Мало кто знает, что из пластикового пакета с ручками можно соорудить элегантный предмет одежды.
Давным-давно, когда я впервые была молодой женой и еще не добавляла к почетному званию Мой Муж никакого порядкового номера, в нашей семье была собака. И мне было так жаль выпускать любимую овчарку под дождь в том, в чем ее собачья мама родила, что я искусно выкроила из большого пластикового пакета подобие непромокаемой накидки. В плохую погоду пес гулял в ней, чрезвычайно украшая собой пасмурный день: пакет, послуживший материалом для собачьей попоны, был ярко-красного цвета, с золотыми геральдическими львами по бокам. Гарцуя по газону в блестящем, шуршащем, эффектно развевающемся плаще, пес был здорово похож на боевого рыцарского коня в праздничном убранстве!
Много лет я полагала, что тот мой давний опыт по части полиэтиленового кутюра останется одноразовым, однако суровая реальность потребовала мобилизации и этого резерва. Причем я даже смогла продемонстрировать определенный рост профессионального мастерства и обошлась вовсе без режущих инструментов, просто аккуратно разорвала «лидловский» пакет по боковым швам и просунула руки в петли ручек – получилась авангардная жилетка! Несерьезная с виду, она все-таки держала тепло. Я поплотнее укуталась в пленку, согрелась и незаметно задремала.
…Небо было похоже на купол полотняного шатра – туго натянутый, выгоревший до белизны. Рыжий конь стоял над обрывом неподвижно, как медное изваяние. С холма, аккуратно располосованного виноградниками, видны были лиловые волны лаванды, а вдалеке – сверкающее серебряное море.
Резные черные тени виноградных листьев по обе стороны желтой дорожки превратили ее в изысканный ковер. Я прошла по нему на вершину плоскогорья, чтобы почувствовать ветер с моря – мистраль. Фантастический, невероятный ветер – мощный, ровный, бесконечный и неизбывный, как сама вечность.
Рыжий конь встрепенулся, мелодично звякнул металл.
– Спокойно, Кадис, спокойно!
Это был не мой конь, но я не задумываясь назвала его по имени и легко поняла причину его беспокойства: с запада, с жирных от речной тины берегов, с просторных зеленых равнин пришел ритмичный звук – далекий стук копыт.
– Это камарги, Кадис.
Камарги. Дикие белые лошади, так и не прирученные человеком за тысячи лет, свободные, как ветер!
Рыжий конь заржал, и я проснулась, но еще некоторое время оставалась под обаянием восхитительного сна, который принадлежал не мне, а совсем другому человеку.
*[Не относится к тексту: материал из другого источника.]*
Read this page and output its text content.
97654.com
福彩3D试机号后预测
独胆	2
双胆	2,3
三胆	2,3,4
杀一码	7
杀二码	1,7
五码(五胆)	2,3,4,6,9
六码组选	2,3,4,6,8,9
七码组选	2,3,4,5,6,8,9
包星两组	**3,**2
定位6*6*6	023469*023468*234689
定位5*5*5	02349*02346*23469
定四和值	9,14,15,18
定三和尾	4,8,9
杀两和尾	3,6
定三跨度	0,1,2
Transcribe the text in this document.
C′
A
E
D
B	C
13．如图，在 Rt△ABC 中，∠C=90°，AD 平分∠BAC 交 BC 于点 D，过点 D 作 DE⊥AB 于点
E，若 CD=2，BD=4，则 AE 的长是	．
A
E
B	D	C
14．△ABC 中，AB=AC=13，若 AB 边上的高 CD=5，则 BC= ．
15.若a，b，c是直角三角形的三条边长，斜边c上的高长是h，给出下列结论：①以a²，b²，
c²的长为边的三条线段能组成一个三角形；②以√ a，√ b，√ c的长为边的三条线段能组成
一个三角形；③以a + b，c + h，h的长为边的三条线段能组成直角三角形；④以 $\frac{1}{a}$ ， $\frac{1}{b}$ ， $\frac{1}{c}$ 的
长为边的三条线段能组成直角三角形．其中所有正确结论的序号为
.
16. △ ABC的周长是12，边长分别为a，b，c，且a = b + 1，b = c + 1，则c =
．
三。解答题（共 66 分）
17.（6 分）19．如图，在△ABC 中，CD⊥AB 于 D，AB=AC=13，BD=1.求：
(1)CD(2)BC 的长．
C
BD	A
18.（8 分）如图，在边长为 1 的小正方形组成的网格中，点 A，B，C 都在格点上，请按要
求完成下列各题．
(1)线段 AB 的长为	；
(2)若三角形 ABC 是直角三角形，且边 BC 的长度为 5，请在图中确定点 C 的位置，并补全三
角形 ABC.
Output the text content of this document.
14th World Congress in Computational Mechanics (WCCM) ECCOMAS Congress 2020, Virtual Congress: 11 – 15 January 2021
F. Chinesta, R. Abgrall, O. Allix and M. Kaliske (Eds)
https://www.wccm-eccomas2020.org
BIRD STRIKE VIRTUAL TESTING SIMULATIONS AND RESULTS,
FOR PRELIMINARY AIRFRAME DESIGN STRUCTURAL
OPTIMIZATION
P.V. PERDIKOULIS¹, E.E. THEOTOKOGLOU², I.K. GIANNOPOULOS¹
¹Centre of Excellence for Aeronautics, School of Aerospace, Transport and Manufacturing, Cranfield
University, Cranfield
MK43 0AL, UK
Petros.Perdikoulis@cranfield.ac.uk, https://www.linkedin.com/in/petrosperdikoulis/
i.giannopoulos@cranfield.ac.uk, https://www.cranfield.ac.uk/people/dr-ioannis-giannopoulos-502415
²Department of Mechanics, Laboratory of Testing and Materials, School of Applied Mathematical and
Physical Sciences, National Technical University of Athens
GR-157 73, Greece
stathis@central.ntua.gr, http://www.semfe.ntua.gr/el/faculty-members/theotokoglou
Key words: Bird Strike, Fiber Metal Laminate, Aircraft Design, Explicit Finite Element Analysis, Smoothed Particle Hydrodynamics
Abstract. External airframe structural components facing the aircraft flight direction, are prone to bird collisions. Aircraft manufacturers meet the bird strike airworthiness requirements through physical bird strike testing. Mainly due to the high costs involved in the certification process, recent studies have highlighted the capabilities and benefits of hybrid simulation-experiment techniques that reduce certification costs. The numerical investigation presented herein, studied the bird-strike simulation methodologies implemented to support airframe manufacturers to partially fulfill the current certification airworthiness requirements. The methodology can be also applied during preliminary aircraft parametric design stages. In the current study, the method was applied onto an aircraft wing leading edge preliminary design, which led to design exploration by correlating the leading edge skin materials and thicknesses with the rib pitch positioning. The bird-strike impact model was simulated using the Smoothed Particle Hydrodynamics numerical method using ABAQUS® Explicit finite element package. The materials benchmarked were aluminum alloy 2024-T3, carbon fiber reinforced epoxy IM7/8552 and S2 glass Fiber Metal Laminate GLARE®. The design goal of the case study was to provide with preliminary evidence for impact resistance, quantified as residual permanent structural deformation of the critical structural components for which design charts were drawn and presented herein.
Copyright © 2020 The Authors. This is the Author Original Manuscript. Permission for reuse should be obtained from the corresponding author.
Скитальцу и страннику. Хозяину рыжего жеребца по имени Кадис.
– Я все больше узнаю о тебе, Даниэль! – прошептала я, не открывая глаза.
Под веками плавали цветные пятна – они были лиловые, как лавандовые поля. Я узнала местность, которая мне приснилась: с юга Средиземное море, с востока Альпы, с запада – Рона… Это был Прованс, но какой эпохи?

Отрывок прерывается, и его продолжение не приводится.